It had to happen - not only revolting fans, but the World Cup-crazy lad who got sent home from school because his hair was dyed with the cross of St George. Eleven-year-old Alec Wilkinson from King's Lynn was a bit miffed, and so was his mum. "He's had green streaks, a chessboard and a spider's web before now and they haven't said anything," she complained.
As most teenagers are equally fed-up with the footie coinciding with mock exams or the real thing, they should spare a thought for 16-year-old Kate Goddard who postponed having her labour induced to take her English GCSE. Three days after giving birth, she returned to St Hugh's in Grantham, Lincolnshire to sit her maths paper. Mature student, Tahira Gill from Bristol, went one better. She tackled her A-level in Urdu four hours after her son was born.
Another A-level horror for 11 students from Bradford Grammar: they had been studying the wrong play for two years. King Lear did not feature in their Eng Lit exam. "Howl, howl, howl, howl," they must have cried, as did the king.
Anyway, too much power and significance is attached to exams, according to a Bradford clergyman. The Rev Jesse Smith said he was living proof of their very limited range. "I've passed lots of exams and can barely change a lightbulb."
One student who will certainly never have to stoop to such a menial task is Prince Harry who has passed his Common Entrance to join his brother at Eton. Apparently he will have to learn its arcane lingo: Wet Bob, Dry Bob and Slack Bob translate as rowers, cricketers and seniors who just laze around.
No slouching for the Weaver kids, Gregg and Laura. They are too busy looking after their 169 pets from 30 species ranging from giant snails to a boa constrictor. Jane, their mum, a nursery nurse, draws the line at tarantulas, but she has got used to frozen baby mice next to the peas and oven chips.

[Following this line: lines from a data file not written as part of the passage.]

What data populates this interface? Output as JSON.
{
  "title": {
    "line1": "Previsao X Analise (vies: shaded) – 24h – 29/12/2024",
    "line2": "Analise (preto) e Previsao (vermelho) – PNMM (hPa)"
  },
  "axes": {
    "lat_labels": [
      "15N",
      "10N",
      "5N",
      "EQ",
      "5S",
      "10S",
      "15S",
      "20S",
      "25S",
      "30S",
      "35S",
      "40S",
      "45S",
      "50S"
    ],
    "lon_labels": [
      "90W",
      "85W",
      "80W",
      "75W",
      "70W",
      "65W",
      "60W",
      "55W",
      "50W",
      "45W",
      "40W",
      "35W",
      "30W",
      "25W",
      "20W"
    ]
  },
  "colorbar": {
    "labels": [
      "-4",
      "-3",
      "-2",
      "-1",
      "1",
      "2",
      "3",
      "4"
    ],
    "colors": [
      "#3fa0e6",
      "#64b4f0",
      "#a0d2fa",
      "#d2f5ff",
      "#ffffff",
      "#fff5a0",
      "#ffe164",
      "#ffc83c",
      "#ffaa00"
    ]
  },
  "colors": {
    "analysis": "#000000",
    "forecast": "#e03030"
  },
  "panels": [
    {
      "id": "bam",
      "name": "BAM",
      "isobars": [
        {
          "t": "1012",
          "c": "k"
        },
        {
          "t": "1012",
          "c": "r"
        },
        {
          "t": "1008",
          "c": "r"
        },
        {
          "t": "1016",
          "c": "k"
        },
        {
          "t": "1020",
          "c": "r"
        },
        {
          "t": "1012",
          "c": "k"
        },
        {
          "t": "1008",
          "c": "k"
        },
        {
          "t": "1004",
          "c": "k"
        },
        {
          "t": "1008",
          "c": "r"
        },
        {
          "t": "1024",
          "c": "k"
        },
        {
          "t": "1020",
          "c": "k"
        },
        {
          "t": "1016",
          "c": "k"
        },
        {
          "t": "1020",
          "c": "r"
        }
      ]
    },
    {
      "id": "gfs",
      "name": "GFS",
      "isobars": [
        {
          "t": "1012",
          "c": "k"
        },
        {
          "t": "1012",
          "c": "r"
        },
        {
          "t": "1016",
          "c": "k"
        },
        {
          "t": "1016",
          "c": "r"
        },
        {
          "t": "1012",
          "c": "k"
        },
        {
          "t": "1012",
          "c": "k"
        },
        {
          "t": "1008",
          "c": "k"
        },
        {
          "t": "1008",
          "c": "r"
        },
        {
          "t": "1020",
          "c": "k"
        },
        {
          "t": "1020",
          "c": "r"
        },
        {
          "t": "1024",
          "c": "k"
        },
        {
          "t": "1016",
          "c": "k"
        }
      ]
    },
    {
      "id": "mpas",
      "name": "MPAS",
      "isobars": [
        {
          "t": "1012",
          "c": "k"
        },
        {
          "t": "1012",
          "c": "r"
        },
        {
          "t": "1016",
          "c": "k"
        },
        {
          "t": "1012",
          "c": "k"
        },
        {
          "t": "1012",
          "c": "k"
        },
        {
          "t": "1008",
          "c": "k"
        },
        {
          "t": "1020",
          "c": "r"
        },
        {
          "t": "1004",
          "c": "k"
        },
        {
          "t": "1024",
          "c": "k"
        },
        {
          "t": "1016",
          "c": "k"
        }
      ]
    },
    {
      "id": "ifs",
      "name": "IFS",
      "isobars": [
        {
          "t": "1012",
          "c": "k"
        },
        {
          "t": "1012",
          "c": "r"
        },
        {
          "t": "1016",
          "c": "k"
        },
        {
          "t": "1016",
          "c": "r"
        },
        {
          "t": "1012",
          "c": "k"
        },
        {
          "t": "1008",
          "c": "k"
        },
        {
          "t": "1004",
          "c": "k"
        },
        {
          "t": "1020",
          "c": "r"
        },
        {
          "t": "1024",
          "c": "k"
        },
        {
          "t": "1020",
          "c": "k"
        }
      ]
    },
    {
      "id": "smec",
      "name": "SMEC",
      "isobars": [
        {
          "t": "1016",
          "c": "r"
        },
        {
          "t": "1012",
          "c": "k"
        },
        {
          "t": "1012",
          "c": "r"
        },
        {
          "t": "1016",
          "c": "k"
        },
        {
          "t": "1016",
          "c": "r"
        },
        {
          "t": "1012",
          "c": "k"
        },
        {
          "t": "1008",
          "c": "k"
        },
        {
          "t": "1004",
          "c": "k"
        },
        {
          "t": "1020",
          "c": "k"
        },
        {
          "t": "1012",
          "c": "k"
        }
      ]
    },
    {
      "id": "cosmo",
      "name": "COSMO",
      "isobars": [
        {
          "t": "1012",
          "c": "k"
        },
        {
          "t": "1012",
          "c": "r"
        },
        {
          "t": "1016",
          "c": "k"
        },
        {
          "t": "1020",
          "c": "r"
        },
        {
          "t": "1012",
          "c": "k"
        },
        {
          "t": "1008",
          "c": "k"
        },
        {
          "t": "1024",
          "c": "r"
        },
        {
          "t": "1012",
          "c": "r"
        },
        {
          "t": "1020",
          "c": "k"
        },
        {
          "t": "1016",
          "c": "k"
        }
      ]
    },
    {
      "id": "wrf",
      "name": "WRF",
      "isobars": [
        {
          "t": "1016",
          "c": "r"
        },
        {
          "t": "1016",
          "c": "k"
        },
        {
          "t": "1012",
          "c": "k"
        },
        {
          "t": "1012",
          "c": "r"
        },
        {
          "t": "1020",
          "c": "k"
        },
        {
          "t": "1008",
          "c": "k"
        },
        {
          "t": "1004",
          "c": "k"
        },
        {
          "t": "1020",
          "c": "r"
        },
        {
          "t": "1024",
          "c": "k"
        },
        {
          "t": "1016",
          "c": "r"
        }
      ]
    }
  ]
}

Sixteen-year-old Gregg, inevitably, wants to work with animals. "I don't care about football or music."
It seems that the good citizens of Sheffield don't care about music either; or perhaps they are just discerning: Britpop's finest, Pulp's Jarvis Cocker, has got his come-uppance. A platinum disc he generously donated as the star prize in a raffle to raise money to renovate a scout hut he attended as a child raised just pound;3.
Such hubris allows the rest of us to indulge in a spot of schadenfreude. Misfortune has also struck the good judge, Sir Stephen Tumim, former inspector of prisons, who has unexpectedly resigned as principal of St Edmond Hall, Oxford, after acrimonious clashes with dons. The students are holding sit-ins in protest. How delightfully old-fashioned.
The craze for "awareness weeks" might go out of fashion as charities are warning of compassion fatigue. This month there are 56 campaigns, 11 starting on the same day. Next year look out for the delightfully apposite National Parenting Day coinciding with the beginning of National Condom week.